Klingon is the topic of your sentence, not the topic of your speech.

"Regarding the Klingon language: I present a lecture."  You're saying you're
presenting a lecture, including the context that you're referring to the
Klingon language.  You are not saying that Klingon is the topic of your
lecture, though you are implying it by giving the sentence the context of
the Klingon language.

qIbDaq SuvwI''e' SoH Dun law' Hoch Dun puS.
You would be the greatest warrior in the galaxy.  (Star Trek 5)

This sentence consists of the following:

Locative: qIbDaq (in the galaxy)
Topic: SuvwI''e' (warrior[s])
Comparative: SoH Dun law' Hoch Dun puS (you are the most wonderful)

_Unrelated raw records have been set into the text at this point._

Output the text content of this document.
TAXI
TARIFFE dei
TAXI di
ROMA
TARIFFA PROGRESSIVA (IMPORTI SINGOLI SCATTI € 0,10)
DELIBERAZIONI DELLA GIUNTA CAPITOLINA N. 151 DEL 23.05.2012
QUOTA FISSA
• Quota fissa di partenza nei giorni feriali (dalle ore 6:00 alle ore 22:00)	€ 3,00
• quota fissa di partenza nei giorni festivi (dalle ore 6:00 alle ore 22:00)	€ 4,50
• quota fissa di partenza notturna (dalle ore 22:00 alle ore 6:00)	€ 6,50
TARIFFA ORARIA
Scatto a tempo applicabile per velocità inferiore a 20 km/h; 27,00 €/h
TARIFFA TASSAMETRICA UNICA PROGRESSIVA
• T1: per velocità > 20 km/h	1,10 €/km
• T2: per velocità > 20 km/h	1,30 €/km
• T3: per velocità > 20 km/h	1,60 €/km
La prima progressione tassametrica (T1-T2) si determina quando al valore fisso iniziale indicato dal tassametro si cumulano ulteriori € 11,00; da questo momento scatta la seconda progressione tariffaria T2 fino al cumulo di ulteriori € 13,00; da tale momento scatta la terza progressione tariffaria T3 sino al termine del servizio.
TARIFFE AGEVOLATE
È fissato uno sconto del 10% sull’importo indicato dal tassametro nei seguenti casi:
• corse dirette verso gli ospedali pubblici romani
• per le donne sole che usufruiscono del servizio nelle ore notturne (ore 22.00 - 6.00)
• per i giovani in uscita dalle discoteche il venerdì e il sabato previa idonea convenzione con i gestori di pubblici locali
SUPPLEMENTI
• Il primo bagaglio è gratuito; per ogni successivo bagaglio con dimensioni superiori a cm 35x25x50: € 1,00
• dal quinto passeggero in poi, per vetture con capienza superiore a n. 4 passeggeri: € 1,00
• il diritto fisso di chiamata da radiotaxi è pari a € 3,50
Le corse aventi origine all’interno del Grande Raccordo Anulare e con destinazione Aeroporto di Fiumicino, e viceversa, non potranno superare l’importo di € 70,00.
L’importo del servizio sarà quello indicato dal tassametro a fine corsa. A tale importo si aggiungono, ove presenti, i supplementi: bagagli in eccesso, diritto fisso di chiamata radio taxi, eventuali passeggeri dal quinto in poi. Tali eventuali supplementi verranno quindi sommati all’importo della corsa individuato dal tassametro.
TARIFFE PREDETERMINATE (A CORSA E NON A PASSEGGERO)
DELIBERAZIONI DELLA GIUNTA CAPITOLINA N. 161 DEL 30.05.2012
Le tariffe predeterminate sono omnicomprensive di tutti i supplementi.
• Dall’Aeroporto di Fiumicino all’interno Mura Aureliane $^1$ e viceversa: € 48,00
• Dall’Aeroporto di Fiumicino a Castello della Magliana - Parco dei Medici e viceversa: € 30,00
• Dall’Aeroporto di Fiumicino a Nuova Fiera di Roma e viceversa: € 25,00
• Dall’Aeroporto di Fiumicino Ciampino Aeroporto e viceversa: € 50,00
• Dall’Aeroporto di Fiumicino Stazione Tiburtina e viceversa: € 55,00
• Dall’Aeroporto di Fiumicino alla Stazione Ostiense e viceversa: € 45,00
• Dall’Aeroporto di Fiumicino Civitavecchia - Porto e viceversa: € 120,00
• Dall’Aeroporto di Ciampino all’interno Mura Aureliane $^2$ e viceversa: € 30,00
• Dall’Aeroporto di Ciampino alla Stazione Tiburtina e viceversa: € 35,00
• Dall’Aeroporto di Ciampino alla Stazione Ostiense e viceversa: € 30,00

Think of the following English sentence:

"Warriors are strong.  They use weapons and fight battles.  There are many
warriors in Star Trek.  You're one of them.  You were able to defeat the
infamous Captain Kirk.  In the whole galaxy, you are the greatest."

In the last sentence, I didn't say what you were the greatest at, but you
already know that by the context of the sentence: warriors.  The topicalizer
suffix {-'e'} does this: it signals the topic of the sentence explicitly.